Kevin Buzzard <buzzard@ic.DELETE.ac.uk> wrote in
news:gv3q29$qi6$1@north.jnrs.ja.net:

> Warren Oates <warren.oates@gmail.com> wrote:
>
>> I can't address that, I don't know how fibre is delivered, but it
>> would seem to me that the only new equipment you'd have would be some
>> kind of "modem" just like with xDSL, no? That you could connect to a
>> wireless router's WAN port, no? And then add an access point.

>
> When I last went to buy a wireless router, I was asked who my internet
> service provider was, because they wanted to sell me one sort if my
> internet was coming down the phone line and another sort if it was
> coming down a cable (and in the UK, pretty much every ISP sells
> precisely one of these services).

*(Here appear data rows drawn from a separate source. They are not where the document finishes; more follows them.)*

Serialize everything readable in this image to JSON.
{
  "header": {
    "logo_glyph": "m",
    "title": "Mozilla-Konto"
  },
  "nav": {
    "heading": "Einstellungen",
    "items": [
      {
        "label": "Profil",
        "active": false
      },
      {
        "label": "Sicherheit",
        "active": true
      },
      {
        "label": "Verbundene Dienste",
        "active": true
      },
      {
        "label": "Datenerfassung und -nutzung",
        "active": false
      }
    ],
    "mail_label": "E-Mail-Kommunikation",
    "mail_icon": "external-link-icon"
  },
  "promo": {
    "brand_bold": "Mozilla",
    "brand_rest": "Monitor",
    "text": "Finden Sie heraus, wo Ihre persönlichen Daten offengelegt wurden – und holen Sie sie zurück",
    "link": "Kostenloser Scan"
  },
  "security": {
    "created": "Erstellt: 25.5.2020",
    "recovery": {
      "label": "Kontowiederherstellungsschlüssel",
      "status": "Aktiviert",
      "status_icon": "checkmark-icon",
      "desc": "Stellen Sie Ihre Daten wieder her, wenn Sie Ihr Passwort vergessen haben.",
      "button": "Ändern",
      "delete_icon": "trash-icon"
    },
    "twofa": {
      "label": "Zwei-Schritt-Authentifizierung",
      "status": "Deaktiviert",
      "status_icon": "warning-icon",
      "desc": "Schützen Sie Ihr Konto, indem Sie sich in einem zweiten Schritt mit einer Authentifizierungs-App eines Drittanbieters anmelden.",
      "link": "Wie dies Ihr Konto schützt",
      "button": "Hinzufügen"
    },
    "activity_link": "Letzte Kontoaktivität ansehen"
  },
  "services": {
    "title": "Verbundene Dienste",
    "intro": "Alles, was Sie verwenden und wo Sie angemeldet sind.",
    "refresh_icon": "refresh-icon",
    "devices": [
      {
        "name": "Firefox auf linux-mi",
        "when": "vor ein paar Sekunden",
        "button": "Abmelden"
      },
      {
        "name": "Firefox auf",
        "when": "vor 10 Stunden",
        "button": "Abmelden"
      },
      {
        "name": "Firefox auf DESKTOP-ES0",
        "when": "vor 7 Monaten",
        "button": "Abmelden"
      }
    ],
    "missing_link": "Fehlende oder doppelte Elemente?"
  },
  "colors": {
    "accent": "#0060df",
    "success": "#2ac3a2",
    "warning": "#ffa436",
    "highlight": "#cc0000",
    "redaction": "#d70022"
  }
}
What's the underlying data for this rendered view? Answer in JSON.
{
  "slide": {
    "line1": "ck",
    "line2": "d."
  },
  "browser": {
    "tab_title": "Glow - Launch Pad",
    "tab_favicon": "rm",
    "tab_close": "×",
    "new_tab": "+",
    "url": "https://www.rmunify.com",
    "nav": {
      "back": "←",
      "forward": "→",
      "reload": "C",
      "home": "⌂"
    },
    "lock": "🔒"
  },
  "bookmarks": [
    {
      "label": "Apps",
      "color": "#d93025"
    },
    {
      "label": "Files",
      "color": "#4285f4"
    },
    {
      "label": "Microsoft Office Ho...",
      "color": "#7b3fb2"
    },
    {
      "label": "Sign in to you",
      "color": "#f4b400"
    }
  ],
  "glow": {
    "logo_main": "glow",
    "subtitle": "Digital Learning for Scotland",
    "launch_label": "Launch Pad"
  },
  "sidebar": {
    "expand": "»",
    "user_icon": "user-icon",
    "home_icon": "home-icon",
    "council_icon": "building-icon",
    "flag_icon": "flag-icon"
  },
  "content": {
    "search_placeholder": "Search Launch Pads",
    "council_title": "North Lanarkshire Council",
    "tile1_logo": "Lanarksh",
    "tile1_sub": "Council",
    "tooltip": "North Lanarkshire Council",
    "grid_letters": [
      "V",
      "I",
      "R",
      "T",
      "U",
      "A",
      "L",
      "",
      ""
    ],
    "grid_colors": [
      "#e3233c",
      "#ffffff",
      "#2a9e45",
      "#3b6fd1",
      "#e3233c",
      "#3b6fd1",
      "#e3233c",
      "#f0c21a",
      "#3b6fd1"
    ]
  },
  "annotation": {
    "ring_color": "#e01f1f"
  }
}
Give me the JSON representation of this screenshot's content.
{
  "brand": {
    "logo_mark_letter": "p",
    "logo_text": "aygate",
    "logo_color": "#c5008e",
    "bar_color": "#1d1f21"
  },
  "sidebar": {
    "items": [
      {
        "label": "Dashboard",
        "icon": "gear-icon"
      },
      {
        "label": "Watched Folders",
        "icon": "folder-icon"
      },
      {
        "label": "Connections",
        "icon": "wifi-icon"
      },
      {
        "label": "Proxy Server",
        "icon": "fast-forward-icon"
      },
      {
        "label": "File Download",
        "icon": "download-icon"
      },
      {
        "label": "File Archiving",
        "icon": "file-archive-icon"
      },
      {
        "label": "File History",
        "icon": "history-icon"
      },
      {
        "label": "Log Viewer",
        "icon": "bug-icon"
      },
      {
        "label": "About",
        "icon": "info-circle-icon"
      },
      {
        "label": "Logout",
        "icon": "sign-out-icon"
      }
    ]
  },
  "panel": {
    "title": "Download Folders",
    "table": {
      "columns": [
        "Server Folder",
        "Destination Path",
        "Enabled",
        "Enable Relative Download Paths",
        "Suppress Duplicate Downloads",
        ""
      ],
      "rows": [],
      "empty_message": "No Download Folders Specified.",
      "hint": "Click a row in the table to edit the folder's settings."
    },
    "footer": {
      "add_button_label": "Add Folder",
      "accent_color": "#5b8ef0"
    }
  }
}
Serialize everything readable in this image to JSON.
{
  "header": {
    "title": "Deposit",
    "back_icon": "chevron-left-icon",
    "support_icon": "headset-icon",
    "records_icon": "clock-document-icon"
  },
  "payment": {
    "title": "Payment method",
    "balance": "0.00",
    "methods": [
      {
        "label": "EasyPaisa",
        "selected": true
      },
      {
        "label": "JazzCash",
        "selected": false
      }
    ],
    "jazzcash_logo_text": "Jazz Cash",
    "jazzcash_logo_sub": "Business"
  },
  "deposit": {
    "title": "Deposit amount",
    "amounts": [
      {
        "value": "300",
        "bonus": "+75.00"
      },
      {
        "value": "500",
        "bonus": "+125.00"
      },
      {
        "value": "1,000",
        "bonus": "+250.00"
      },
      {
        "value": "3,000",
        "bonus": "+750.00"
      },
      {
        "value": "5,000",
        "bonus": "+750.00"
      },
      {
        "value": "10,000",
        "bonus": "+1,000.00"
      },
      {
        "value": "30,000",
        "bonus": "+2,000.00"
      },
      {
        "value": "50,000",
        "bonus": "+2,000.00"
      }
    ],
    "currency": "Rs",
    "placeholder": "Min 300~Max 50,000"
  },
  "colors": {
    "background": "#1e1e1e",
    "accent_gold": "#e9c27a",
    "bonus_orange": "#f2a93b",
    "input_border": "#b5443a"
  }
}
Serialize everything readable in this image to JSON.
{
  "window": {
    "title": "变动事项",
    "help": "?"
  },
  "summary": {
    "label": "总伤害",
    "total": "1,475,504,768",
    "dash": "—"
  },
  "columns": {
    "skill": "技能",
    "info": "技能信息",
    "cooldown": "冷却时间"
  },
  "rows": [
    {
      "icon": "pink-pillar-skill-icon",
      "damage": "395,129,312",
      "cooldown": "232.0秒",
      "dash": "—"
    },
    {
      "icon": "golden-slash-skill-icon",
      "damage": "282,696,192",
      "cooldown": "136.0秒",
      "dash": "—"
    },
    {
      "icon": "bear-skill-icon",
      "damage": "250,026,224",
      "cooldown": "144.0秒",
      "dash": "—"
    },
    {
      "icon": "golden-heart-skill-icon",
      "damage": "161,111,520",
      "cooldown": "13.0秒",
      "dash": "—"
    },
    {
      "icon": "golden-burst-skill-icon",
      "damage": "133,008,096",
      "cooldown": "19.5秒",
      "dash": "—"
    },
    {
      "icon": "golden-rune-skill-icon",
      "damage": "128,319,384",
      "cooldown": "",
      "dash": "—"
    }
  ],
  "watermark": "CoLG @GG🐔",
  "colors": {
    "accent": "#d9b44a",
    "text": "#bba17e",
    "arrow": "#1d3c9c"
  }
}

I know *nothing* about wireless
> networking I'm afraid, and maybe you're telling me that I've got the
> wrong end of the stick, but I extrapolated from this that if I decided
> to change my home broadband from ADSL to cable then I'd have to buy a
> new router and a new wireless router (the things I currently have in
> my set-up) and so I didn't want to start expanding on what I have if
> I'm going to take the plunge and change in a few weeks.
>
> Am I talking nonsense?


Not nonsense, just not accurate. As you'd said you don't know anything
about this stuff, and unfortunately, most that work at stores either know
only a tiny bit more than you, or are just trying to sell-sell-sell to
you for commission.

Whatever service you use...DSL, cable, or fiber, you want to make sure
the modem has an ethernet jack. Do not accept a modem that has USB only.
It is prone to problems, and it can't easily be shared.